At the core of this conflict between being a parent or being a teachers is the question of how to handle a child that isn’t succeeding in the classroom and knowing how that effects other parts of their life. If a child is lazy in school work should this impact your handling of them with your chores? Does that seem fair?

Establishing a relationship of mentorship with  your children is vitally important to their growth and development. A relationship of mentorship provides several benefits. Your child will be given ‘space’ to grow and even fail because they know that you want them to succeed. It develops a relationship of communication between you and your child. It allows for you as the parent to explain why your child is being disciplined and that it is for their sake that you discipline them. Along with those benefits the one that is relevant to our discussion is that whatever the context, you are seeking to grow and develop their character. Every situation, task, or goal is a context for your child’s character to reveal itself and with those context their is always an opportunity to develop your child’s character.

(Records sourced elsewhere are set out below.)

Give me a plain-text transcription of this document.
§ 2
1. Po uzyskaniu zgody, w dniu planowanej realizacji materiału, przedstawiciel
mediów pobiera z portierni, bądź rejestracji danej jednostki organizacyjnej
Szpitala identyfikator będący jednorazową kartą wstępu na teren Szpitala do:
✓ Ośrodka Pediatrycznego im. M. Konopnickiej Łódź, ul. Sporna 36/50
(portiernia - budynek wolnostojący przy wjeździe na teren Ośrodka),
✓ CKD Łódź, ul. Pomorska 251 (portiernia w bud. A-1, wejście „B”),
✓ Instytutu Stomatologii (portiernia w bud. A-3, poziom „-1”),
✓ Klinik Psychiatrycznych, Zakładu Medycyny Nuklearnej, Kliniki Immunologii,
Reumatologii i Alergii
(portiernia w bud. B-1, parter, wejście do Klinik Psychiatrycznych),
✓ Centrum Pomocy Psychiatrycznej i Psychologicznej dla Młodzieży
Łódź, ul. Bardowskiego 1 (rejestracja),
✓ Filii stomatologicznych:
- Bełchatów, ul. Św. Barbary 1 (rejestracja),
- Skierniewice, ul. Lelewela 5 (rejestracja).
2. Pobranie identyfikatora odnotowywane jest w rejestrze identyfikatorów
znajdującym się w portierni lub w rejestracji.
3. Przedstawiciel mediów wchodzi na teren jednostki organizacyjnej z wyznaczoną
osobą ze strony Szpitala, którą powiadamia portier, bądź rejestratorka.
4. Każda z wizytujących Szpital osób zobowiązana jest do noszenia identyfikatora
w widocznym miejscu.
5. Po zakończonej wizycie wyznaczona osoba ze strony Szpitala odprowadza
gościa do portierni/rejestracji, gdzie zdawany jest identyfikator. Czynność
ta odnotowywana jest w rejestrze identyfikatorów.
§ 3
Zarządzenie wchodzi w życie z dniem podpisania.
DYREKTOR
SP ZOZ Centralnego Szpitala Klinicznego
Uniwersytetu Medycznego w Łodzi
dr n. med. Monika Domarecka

Mentorship provides the healthy communication and goal-setting that every child needs.

Your Opportunity

As a Homeschooling family you should not see yourself as playing two roles. You are their parent and that includes the responsibilities of being their teacher. But this is not a conflict in roles. If you become a mentor to your children you will realize that every situation is an opportunity to grow and develop their character. Meaning whether they are doing their school work or playing a family game you can grow and mentor them.

As a Homeschool parent you have the unique opportunity to not only mentor them while they are doing family activities and living normal life but to mentor and grow their minds. What a joy we have as parents to come alongside our children in all areas of life.

The parent and teacher roles for you are one role and that is being their parent. Loving, growing, maturing, teaching, disciplining, mentoring your children to be people of integrity and to share your values while wrestling with life’s challenges. This is your opportunity and although it can be difficult, it is also full of joy and the rewards are worth the challenges that come your way.